Die 3 zeigt den in der 2 angegebenen Schnitt. Hier sieht man die Befestigung der Laschen ( 5 ) durch Anschrauben im Bereich der späteren Treppenwangen. Sehr schön ist auch die endliche Ausdehnung des Haltegriffes ( 11 ) ( Kugelgriffes ) zu sehen. Im Querschnitt des flexiblen Lineals ( 1 ) sind die Inlets ( 8 ) zu sehen, die von der horizontalen plattenförmigen Form der Laschen ( 5 ) auf Position gehalten werden. Der Klemmhebel ( 9 ) sitzt auf dem Gewinde des Bolzens ( 4 ) der in der vertikalen Bohrung ( 3 ) des flexiblen Lineals ( 1 ) gehalten wird. Das Werkstück ( 7 ) ( Treppenwange ) liegt auf einem Maschinentisch auf, und dass mit einem Kopiering kombinierte Fräswerkzeug fräst die Kante des Werkstückes ( 7 ), wobei der Kopiering an der Anfahrkante ( 2 ) des flexiblen Lineals ( 1 ) anfährt.


Anspruch[de]
  1. Vorrichtung zum Herstellen von bogen- und kurvenförmigen Werkstückkanten, dadurch gekennzeichnet, dass ein flexibles Lineal (1) eine im wesentlichen vertikale Anfahrkante ( 2 ) besitzt, und in Längsrichtung des flexiblen Lineals (1) im wesentlichen vertikale Bohrungen ( 3 ) angeordnet sind, in denen vertikale, drehbare und feststellbare Bolzen ( 4 ) gelagert sind, und die Bolzen ( 4 ) an Laschen ( 5 ) befestigt sind, wobei die Unterseiten der Laschen ( 5 ) eine gemäß der Werkstückebene parallelen Ebene, horizontale Ebene besitzen und das Elemente ( 6 ) vorgesehen sind, die eine vorübergehend feste Verbindung mit dem Werkstück ( 7 ) bereitstellen.
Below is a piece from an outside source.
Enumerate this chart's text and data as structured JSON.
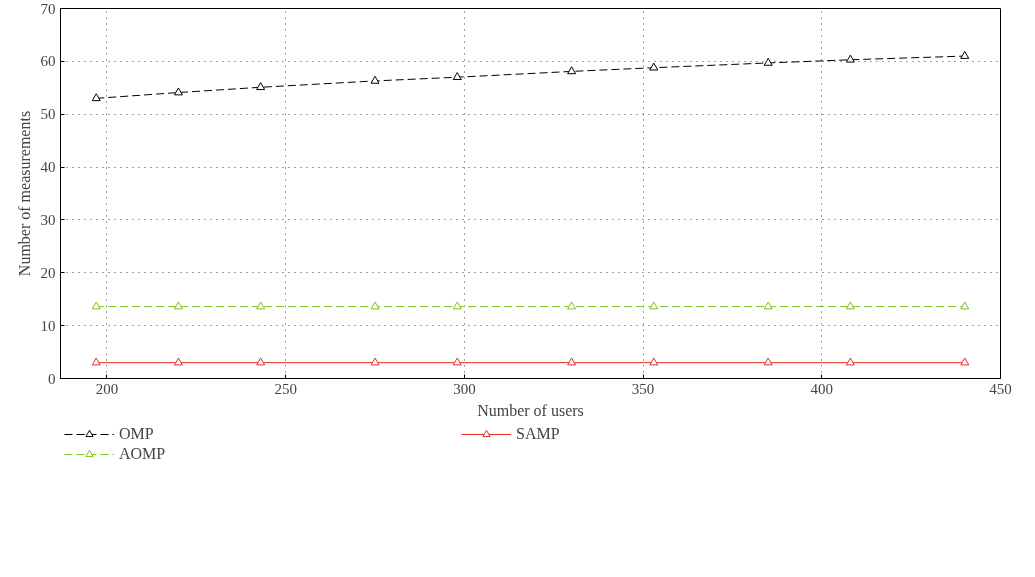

  2. Vorrichtung nach Anspruch 1 , dadurch gekennzeichnet, dass das flexible Lineal ( 1 ) aus mindestens zwei verschiedenen Materialien besteht, wobei das Lineal ( 1 ) selbst, aus einem fließenden flexiblen Material besteht, und mindestens ein weiteres festeres Material als Inlet ( 8 ) in das flexible Lineal ( 1 ) eingearbeitet ist, so dass beide Materialien zusammen das flexible Lineal ( 1 ) bilden.
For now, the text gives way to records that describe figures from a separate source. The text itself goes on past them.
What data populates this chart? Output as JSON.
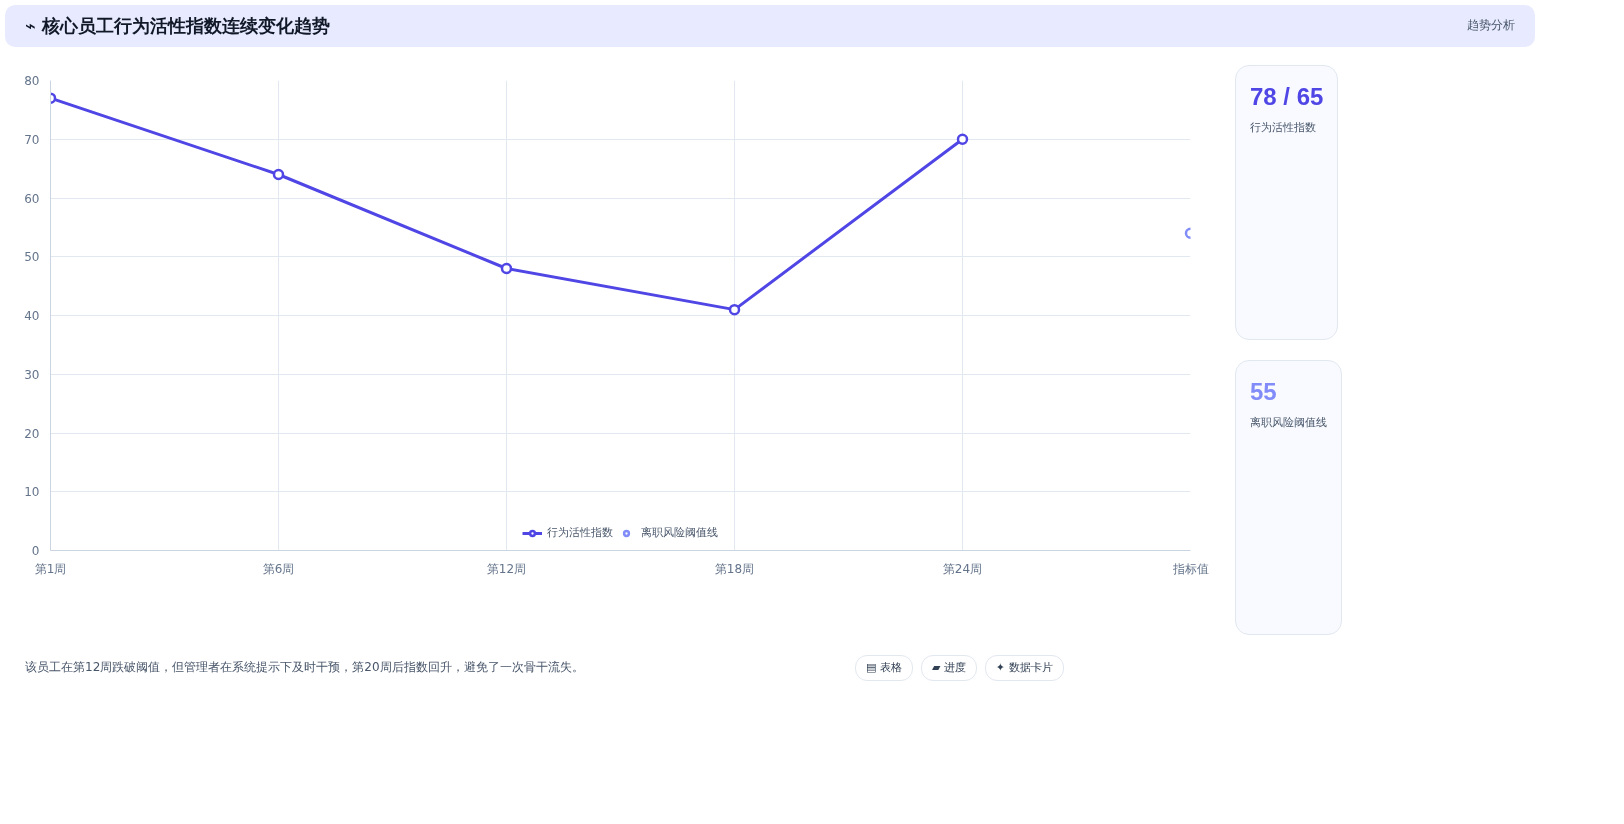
{
  "chart_data": {
    "type": "line",
    "title": "⌁ 核心员工行为活性指数连续变化趋势",
    "categories": [
      "第1周",
      "第6周",
      "第12周",
      "第18周",
      "第24周",
      "指标值"
    ],
    "series": [
      {
        "name": "行为活性指数",
        "color": "#4f46e5",
        "values": [
          77,
          64,
          48,
          41,
          70,
          null
        ]
      },
      {
        "name": "离职风险阈值线",
        "color": "#818cf8",
        "values": [
          null,
          null,
          null,
          null,
          null,
          54
        ]
      }
    ],
    "ylim": [
      0,
      80
    ],
    "yticks": [
      0,
      10,
      20,
      30,
      40,
      50,
      60,
      70,
      80
    ],
    "grid": true,
    "legend": "bottom",
    "marker": "circle",
    "line_style": "solid",
    "annotations": [
      "趋势分析",
      "78 / 65",
      "行为活性指数",
      "55",
      "离职风险阈值线",
      "该员工在第12周跌破阈值，但管理者在系统提示下及时干预，第20周后指数回升，避免了一次骨干流失。",
      "▤ 表格",
      "▰ 进度",
      "✦ 数据卡片"
    ]
  }
}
  3. Vorrichtung nach Anspruch 1 – 2 , dadurch gekennzeichnet, dass die Inlets ( 8 ) in das Lineal ( 1 ) eingelassene Metallstangen sind, und gegen herausfallen gesichert sind, indem die Laschen ( 5 ) durch ihre Form die Inlets ( 8 ) auf Position halten.
  4. Vorrichtung nach Anspruch 1 – 3 , dadurch gekennzeichnet, dass die Laschen ( 5 ) im wesentlichen plattenförmig ausgebildet sind, so dass eine horizontale Ober- und Unterseite gebildet wird, und dass die Bolzen ( 4 ) vertikal dazu im 90 ° Winkel angeordnet sind und mit der Lasche ( 5 ) fest verbunden sind.
  5. Vorrichtung nach Anspruch 1 – 4 , dadurch gekennzeichnet, dass am oberen Ende des jeweiligen Bolzens ( 4 ) ein Gewinde angeordnet ist, dass einen ein- und ausrastbaren Klemmhebel ( 9 ) aufnimmt.
  6. Vorrichtung nach Anspruch 1 – 5 , dadurch gekennzeichnet, dass in der horizontalen Ober- und Unterseite der Laschen ( 5 ) Durchgangsbohrungen ( 10 ) vorgesehen sind, die von der Oberseite her gesenkt sind und Senkschrauben aufnehmen.
  7. Vorrichtung nach Anspruch 1 – 6 , dadurch gekennzeichnet, dass auf der horizontalen Oberseite der Laschen ( 5 ) mindestens je ein Haltegriff ( 11 ) in Form eines Kugelgriffes angeordnet ist.